A red-tailed hawk dives at a squirrel just as I come out. Then woodwinds: a V of geese followed by tundra swans. The first killdeer’s cry.
killdeer
Friday March 29, 2019
Warmish and rainy. From the valley to the east: a great blue heron with its sword-blade wings, its spring-loaded neck. A killdeer’s call.
Saturday May 05, 2018
Black-throated green warbler. I fetch my chair from the creek where the storm blew it. High over the neighboring valley, a killdeer’s cry.
Tuesday February 21, 2017
Weak sunlight. Dead leaves are all a-rustle, rummaged through by squirrels, voles, chipmunks, juncos.

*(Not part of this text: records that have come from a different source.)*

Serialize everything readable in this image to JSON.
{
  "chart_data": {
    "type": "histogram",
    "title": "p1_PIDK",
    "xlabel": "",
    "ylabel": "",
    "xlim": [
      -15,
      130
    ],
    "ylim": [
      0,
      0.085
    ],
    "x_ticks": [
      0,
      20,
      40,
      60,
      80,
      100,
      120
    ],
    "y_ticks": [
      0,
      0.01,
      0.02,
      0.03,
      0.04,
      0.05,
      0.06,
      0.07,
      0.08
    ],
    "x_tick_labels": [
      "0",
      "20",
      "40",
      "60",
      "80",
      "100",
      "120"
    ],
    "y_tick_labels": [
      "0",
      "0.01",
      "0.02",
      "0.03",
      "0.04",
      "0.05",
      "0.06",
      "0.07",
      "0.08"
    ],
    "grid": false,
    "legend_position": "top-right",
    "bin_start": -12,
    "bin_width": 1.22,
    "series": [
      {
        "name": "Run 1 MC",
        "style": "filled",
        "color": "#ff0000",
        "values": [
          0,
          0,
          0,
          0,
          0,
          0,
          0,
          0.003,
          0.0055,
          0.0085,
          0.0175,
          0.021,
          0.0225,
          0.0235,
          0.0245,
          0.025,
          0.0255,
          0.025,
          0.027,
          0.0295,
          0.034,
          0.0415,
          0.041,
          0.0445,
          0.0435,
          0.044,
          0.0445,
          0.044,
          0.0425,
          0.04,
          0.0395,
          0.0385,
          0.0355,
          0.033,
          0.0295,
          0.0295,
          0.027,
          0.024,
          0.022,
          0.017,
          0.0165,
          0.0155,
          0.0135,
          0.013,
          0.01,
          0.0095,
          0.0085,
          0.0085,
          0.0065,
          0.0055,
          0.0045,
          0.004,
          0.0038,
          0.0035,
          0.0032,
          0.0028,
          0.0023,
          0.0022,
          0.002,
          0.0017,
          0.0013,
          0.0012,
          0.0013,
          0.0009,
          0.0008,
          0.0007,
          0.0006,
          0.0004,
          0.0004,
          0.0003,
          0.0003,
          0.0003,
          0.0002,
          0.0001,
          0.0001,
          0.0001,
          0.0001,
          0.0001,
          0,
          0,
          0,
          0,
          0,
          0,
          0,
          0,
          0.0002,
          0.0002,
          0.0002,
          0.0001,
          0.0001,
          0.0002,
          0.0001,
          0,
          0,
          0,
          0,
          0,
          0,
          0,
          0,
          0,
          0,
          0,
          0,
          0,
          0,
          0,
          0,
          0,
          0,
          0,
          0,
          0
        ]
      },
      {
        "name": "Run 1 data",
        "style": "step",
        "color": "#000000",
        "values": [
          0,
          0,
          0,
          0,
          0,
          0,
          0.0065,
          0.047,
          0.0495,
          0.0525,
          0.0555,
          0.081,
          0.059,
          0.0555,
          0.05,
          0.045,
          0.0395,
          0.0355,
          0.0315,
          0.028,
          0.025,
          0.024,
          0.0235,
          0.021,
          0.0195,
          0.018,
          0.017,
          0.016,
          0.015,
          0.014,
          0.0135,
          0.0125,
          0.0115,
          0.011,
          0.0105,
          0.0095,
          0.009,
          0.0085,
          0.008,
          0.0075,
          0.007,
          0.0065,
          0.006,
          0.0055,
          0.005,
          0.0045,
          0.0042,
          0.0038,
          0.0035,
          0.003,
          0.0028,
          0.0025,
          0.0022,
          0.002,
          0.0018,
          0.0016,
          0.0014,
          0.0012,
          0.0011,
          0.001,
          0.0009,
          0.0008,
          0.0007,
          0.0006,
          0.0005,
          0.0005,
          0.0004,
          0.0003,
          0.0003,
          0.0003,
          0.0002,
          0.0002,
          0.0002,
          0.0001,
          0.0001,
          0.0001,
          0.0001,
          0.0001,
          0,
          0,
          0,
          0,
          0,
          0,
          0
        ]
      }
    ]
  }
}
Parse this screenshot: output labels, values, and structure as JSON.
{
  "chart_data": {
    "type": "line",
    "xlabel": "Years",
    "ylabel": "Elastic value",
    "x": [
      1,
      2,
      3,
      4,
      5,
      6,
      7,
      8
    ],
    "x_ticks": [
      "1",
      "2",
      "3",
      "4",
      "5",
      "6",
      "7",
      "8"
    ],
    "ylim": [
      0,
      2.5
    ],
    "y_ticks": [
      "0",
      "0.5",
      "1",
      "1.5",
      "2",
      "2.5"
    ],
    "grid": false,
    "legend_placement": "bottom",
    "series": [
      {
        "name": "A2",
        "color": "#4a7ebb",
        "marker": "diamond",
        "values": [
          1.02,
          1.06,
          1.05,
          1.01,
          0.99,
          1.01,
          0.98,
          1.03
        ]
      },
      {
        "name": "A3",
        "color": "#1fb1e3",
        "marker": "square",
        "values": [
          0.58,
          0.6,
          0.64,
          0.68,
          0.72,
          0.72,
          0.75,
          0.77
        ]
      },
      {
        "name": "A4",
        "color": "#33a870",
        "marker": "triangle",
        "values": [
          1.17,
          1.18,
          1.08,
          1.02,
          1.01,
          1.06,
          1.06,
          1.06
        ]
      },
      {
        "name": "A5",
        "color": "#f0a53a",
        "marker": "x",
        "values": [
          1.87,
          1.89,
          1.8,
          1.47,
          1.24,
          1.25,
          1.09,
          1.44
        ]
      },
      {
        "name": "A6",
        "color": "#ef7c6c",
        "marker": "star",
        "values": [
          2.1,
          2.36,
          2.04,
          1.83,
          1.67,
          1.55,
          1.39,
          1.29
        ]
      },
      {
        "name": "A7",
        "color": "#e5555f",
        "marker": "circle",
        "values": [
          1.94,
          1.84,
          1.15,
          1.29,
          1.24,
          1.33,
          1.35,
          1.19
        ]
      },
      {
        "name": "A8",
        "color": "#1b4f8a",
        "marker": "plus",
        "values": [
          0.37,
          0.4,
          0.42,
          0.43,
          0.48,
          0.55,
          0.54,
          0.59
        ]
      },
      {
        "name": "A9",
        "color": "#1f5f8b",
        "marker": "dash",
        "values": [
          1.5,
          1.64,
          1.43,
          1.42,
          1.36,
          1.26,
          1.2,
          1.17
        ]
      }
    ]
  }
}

The distant cry of a maybe killdeer.
Wednesday March 16, 2016
Overcast and damp. The distant calls of a killdeer, returning from migration and spying the valley’s alluringly barren fields.
Tuesday March 15, 2016
At first light, off in the fog, the weird, nasal calls of timberdoodles. One launches into the air with a whistling of wings.
Monday March 14, 2016
Sound is out of the east: quarry trucks and grinders. In the gray woods, gray squirrels glide silently over the rain-slicked leaf duff.
Sunday March 13, 2016
Rain. In the marshy corner of the field, the duck-like calls of wood frogs, just up from their cryogenic sleep and already fully aroused.
Saturday March 12, 2016
Bright sun. From the valley, four gunshots in quick succession, followed by silence. A phoebe circles the house singing, as if sizing me up.
Friday March 11, 2016
Sunrise tints the clouds orange. I squint through eyelids made bleary with pink-eye and lack of sleep. A downy woodpecker’s soft rattle.
Thursday March 10, 2016
Cloudy and warm. The first phoebe calls echo off the ridge like buzzy, two-note alarm clocks set for spring.
Wednesday March 09, 2016
Strong sun; vociferous crows. It’s astonishing how many strands of spider web and caterpillar silk still shimmer in the trees.
Tuesday March 08, 2016
Sunny and warm. A bluebird is warbling up by the barn and a song sparrow sings next to the springhouse.
Monday March 07, 2016
Warm and clear. As the morning wears on, the traffic noise from over the ridge diminishes, leaving only the field sparrow’s ascending song.